Once the policy has been written, approved, implemented and communicated, it is time to monitor for compliance, and schedule a review cycle.

What do you think the security products in your space will look like in two years, what will they be able to do?

It has been a long time since I have seen truly new products in the marketplace. In two years, I do not think that will change much and we will continue to see more of the same. The trend to outsource services will continue (yesterday we called it ASP, today we call it Cloud). The burden of compliance will increase and, while the number of compromises will increase, we will hear less about them.

Well, that is a cheery peek into the future! Please share your impression of the defensive information community. Are we making progress against the bad guys? Are we losing ground?

Defensive information security is one of the hardest fields there is. As in any “combat operation”, defenders have to defend against all possible attacks, while attackers only have to be successful in one. I think that at the corporate level, we are making some progress against the wide-spread and well-known attacks, however not so at the national level, and we are failing overall in defending against custom-designed penetration attempts.
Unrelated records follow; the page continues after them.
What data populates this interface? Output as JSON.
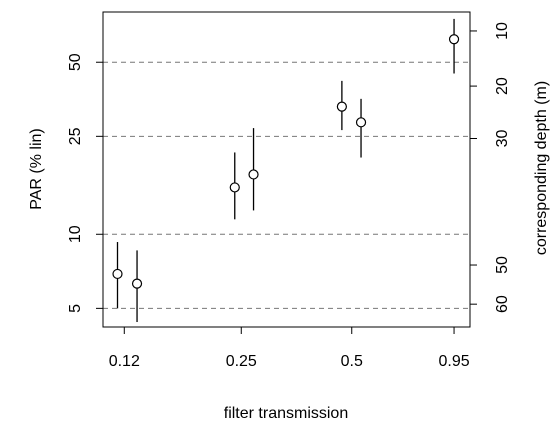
{
  "chart_data": {
    "type": "scatter",
    "title": "",
    "xlabel": "filter transmission",
    "ylabel": "PAR (% lin)",
    "y2label": "corresponding depth (m)",
    "x_scale": "log",
    "y_scale": "log",
    "xlim": [
      0.105,
      1.05
    ],
    "ylim": [
      4.2,
      80
    ],
    "x_tick_labels": [
      "0.12",
      "0.25",
      "0.5",
      "0.95"
    ],
    "x_ticks": [
      0.12,
      0.25,
      0.5,
      0.95
    ],
    "y_tick_labels": [
      "5",
      "10",
      "25",
      "50"
    ],
    "y_ticks": [
      5,
      10,
      25,
      50
    ],
    "y2_tick_labels": [
      "10",
      "20",
      "30",
      "50",
      "60"
    ],
    "y2_ticks_at_par": [
      67,
      40,
      24.5,
      7.5,
      5.2
    ],
    "reference_lines_y": [
      5,
      10,
      25,
      50
    ],
    "grid": false,
    "series": [
      {
        "x": [
          0.115,
          0.13,
          0.24,
          0.27,
          0.47,
          0.53,
          0.95
        ],
        "y": [
          6.9,
          6.3,
          15.5,
          17.5,
          33,
          28.5,
          62
        ],
        "y_low": [
          5.0,
          4.4,
          11.5,
          12.5,
          26.5,
          20.5,
          45
        ],
        "y_high": [
          9.3,
          8.6,
          21.5,
          27.0,
          42,
          35.5,
          75
        ]
      }
    ]
  }
}
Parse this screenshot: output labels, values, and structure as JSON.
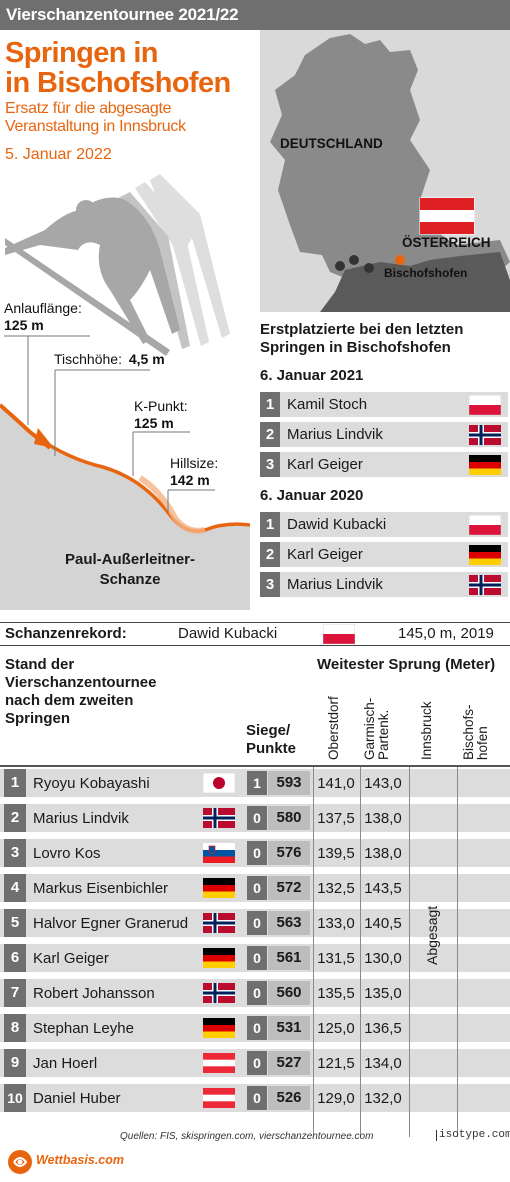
{
  "header": {
    "series_title": "Vierschanzentournee 2021/22"
  },
  "title": {
    "line1": "Springen in",
    "line2": "in Bischofshofen"
  },
  "subtitle": {
    "line1": "Ersatz für die abgesagte",
    "line2": "Veranstaltung in Innsbruck"
  },
  "date": "5. Januar 2022",
  "hill": {
    "anlauf_label": "Anlauflänge:",
    "anlauf_value": "125 m",
    "tisch_label": "Tischhöhe:",
    "tisch_value": "4,5 m",
    "kpunkt_label": "K-Punkt:",
    "kpunkt_value": "125 m",
    "hillsize_label": "Hillsize:",
    "hillsize_value": "142 m",
    "venue_line1": "Paul-Außerleitner-",
    "venue_line2": "Schanze"
  },
  "map": {
    "germany": "DEUTSCHLAND",
    "austria": "ÖSTERREICH",
    "city": "Bischofshofen"
  },
  "winners": {
    "title_line1": "Erstplatzierte bei den letzten",
    "title_line2": "Springen in Bischofshofen",
    "groups": [
      {
        "year": "6. Januar 2021",
        "rows": [
          {
            "rank": "1",
            "name": "Kamil Stoch",
            "flag": "poland"
          },
          {
            "rank": "2",
            "name": "Marius Lindvik",
            "flag": "norway"
          },
          {
            "rank": "3",
            "name": "Karl Geiger",
            "flag": "germany"
          }
        ]
      },
      {
        "year": "6. Januar 2020",
        "rows": [
          {
            "rank": "1",
            "name": "Dawid Kubacki",
            "flag": "poland"
          },
          {
            "rank": "2",
            "name": "Karl Geiger",
            "flag": "germany"
          },
          {
            "rank": "3",
            "name": "Marius Lindvik",
            "flag": "norway"
          }
        ]
      }
    ]
  },
  "record": {
    "label": "Schanzenrekord:",
    "holder": "Dawid Kubacki",
    "flag": "poland",
    "value": "145,0 m, 2019"
  },
  "standings": {
    "head_line1": "Stand der",
    "head_line2": "Vierschanzentournee",
    "head_line3": "nach dem zweiten",
    "head_line4": "Springen",
    "siege_line1": "Siege/",
    "siege_line2": "Punkte",
    "jump_title": "Weitester Sprung (Meter)",
    "col_oberstdorf": "Oberstdorf",
    "col_garmisch_1": "Garmisch-",
    "col_garmisch_2": "Partenk.",
    "col_innsbruck": "Innsbruck",
    "col_bischofs_1": "Bischofs-",
    "col_bischofs_2": "hofen",
    "cancelled": "Abgesagt",
    "rows": [
      {
        "rank": "1",
        "name": "Ryoyu Kobayashi",
        "flag": "japan",
        "wins": "1",
        "points": "593",
        "oberstdorf": "141,0",
        "garmisch": "143,0"
      },
      {
        "rank": "2",
        "name": "Marius Lindvik",
        "flag": "norway",
        "wins": "0",
        "points": "580",
        "oberstdorf": "137,5",
        "garmisch": "138,0"
      },
      {
        "rank": "3",
        "name": "Lovro Kos",
        "flag": "slovenia",
        "wins": "0",
        "points": "576",
        "oberstdorf": "139,5",
        "garmisch": "138,0"
      },
      {
        "rank": "4",
        "name": "Markus Eisenbichler",
        "flag": "germany",
        "wins": "0",
        "points": "572",
        "oberstdorf": "132,5",
        "garmisch": "143,5"
      },
      {
        "rank": "5",
        "name": "Halvor Egner Granerud",
        "flag": "norway",
        "wins": "0",
        "points": "563",
        "oberstdorf": "133,0",
        "garmisch": "140,5"
      },
      {
        "rank": "6",
        "name": "Karl Geiger",
        "flag": "germany",
        "wins": "0",
        "points": "561",
        "oberstdorf": "131,5",
        "garmisch": "130,0"
      },
      {
        "rank": "7",
        "name": "Robert Johansson",
        "flag": "norway",
        "wins": "0",
        "points": "560",
        "oberstdorf": "135,5",
        "garmisch": "135,0"
      },
      {
        "rank": "8",
        "name": "Stephan Leyhe",
        "flag": "germany",
        "wins": "0",
        "points": "531",
        "oberstdorf": "125,0",
        "garmisch": "136,5"
      },
      {
        "rank": "9",
        "name": "Jan Hoerl",
        "flag": "austria",
        "wins": "0",
        "points": "527",
        "oberstdorf": "121,5",
        "garmisch": "134,0"
      },
      {
        "rank": "10",
        "name": "Daniel Huber",
        "flag": "austria",
        "wins": "0",
        "points": "526",
        "oberstdorf": "129,0",
        "garmisch": "132,0"
      }
    ]
  },
  "sources": "Quellen: FIS, skispringen.com, vierschanzentournee.com",
  "credit": "isotype.com",
  "brand": "Wettbasis.com",
  "colors": {
    "accent": "#e8650f",
    "dark_grey": "#6f6f6f",
    "row_grey": "#dcdcdc",
    "map_grey": "#d9d9d9"
  }
}
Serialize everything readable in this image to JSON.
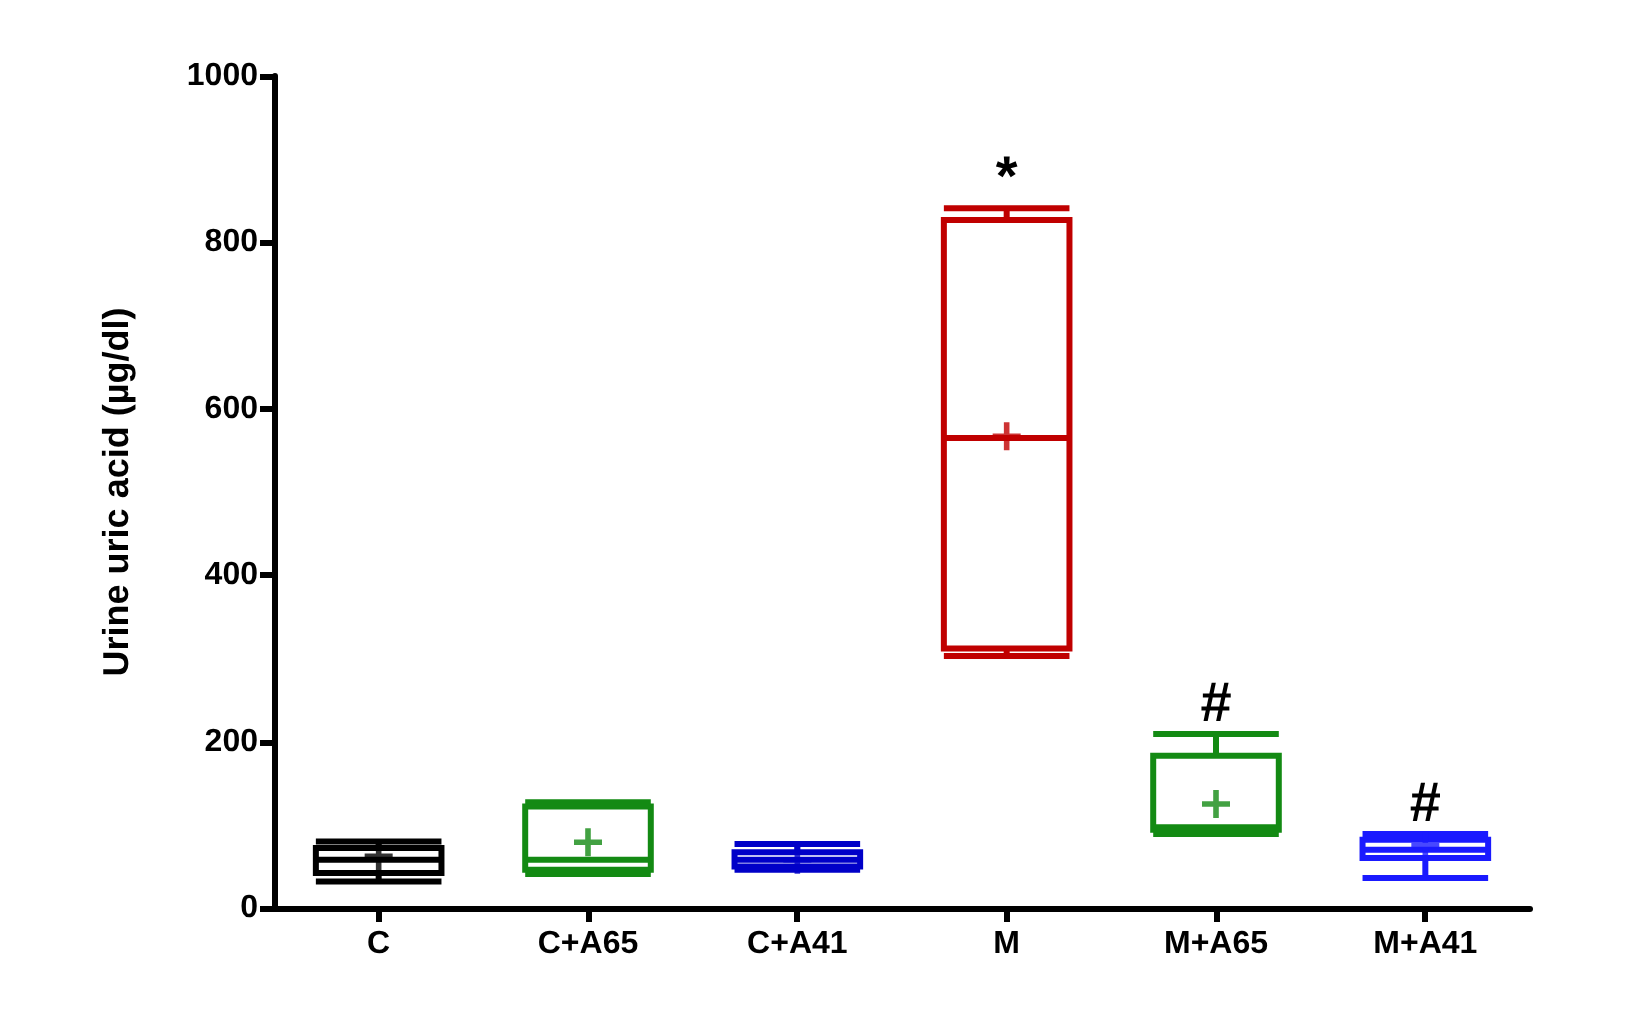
{
  "chart_data": {
    "type": "box",
    "ylabel": "Urine uric acid (µg/dl)",
    "categories": [
      "C",
      "C+A65",
      "C+A41",
      "M",
      "M+A65",
      "M+A41"
    ],
    "boxes": [
      {
        "low": 32,
        "q1": 42,
        "median": 58,
        "q3": 72,
        "high": 80,
        "mean": 62
      },
      {
        "low": 41,
        "q1": 46,
        "median": 58,
        "q3": 122,
        "high": 127,
        "mean": 79
      },
      {
        "low": 46,
        "q1": 50,
        "median": 58,
        "q3": 67,
        "high": 77,
        "mean": 58
      },
      {
        "low": 303,
        "q1": 312,
        "median": 565,
        "q3": 827,
        "high": 841,
        "mean": 567
      },
      {
        "low": 89,
        "q1": 94,
        "median": 97,
        "q3": 183,
        "high": 209,
        "mean": 125
      },
      {
        "low": 36,
        "q1": 60,
        "median": 70,
        "q3": 82,
        "high": 89,
        "mean": 75
      }
    ],
    "colors": [
      "#000000",
      "#138a13",
      "#0000c8",
      "#c00000",
      "#138a13",
      "#1a1aff"
    ],
    "ylim": [
      0,
      1000
    ],
    "yticks": [
      0,
      200,
      400,
      600,
      800,
      1000
    ],
    "grid": false,
    "annotations": [
      {
        "text": "*",
        "x": "M",
        "y": 841
      },
      {
        "text": "#",
        "x": "M+A65",
        "y": 209
      },
      {
        "text": "#",
        "x": "M+A41",
        "y": 89
      }
    ]
  }
}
We should continue to invest time in research as to how we can change the fundamental paradigm of information security defense. The GIAC Gold paper series is an excellent initiative that brings in many bright minds from all over the world who address certain problems without necessarily trying to immediately convert it into a marketable product. It may be my background in academia, but fundamental research (rather than vulnerability chasing) is something that deserves much more attention.

Please share your thoughts concerning the most dangerous threats information security professionals will be facing in the next year to eighteen months.

The most dangerous threats that will be faced by information security professionals in the next 18 months are customized attacks (especially against end-users, end-points and web-based applications). Attacks such as the recent one targeting Google will increase and the prizes will become more valuable. Attackers will go after valuable corporate assets, or critical parts of national infrastructures. One bright spot is that victims of such attacks seem to be more willing to share details with the community at large. The Google incident is one example, but before that, the Apache Foundation did something similar. I hope we will see more of this going forward.

What is your biggest source of frustration as a member of the defensive information community?

As a member of the defensive information security community, one of my greatest frustrations is denial. Specifically, I mean denying that there is a structural need to deploy more protection of assets, especially in local and state governments, and with companies that are large, but not big enough to make it into the Fortune 500. The other source of frustration is that very few breaches are turned in to usable material for case studies. Reports such as the Verizon Breach Report, and the fact that some organizations are willing to share more information about incidents (see above) is encouraging.

We like to give our interview candidates a bully pulpit, a chance to share what is on their mind, what makes their heart burn, even if it is totally unrelated to the rest of the interview. Please share the core message you want people to know.

Any information security professional, whether you are a practitioner, a consultant, or a manager, must realize that secure information is not a goal. It is a tool, just like there are more tools that contribute to realizing an organization’s mission.

Please tell us something about yourself, what do you do when you are not in front of a computer?

I am a husband and a father of two. Since I love what I do, I am very rarely truly away from work-related things. When I do get away from technology, I like to spend time with the family, read books, and (before I had children) travel. Although recently not active, I am a fully licensed amateur radio operator.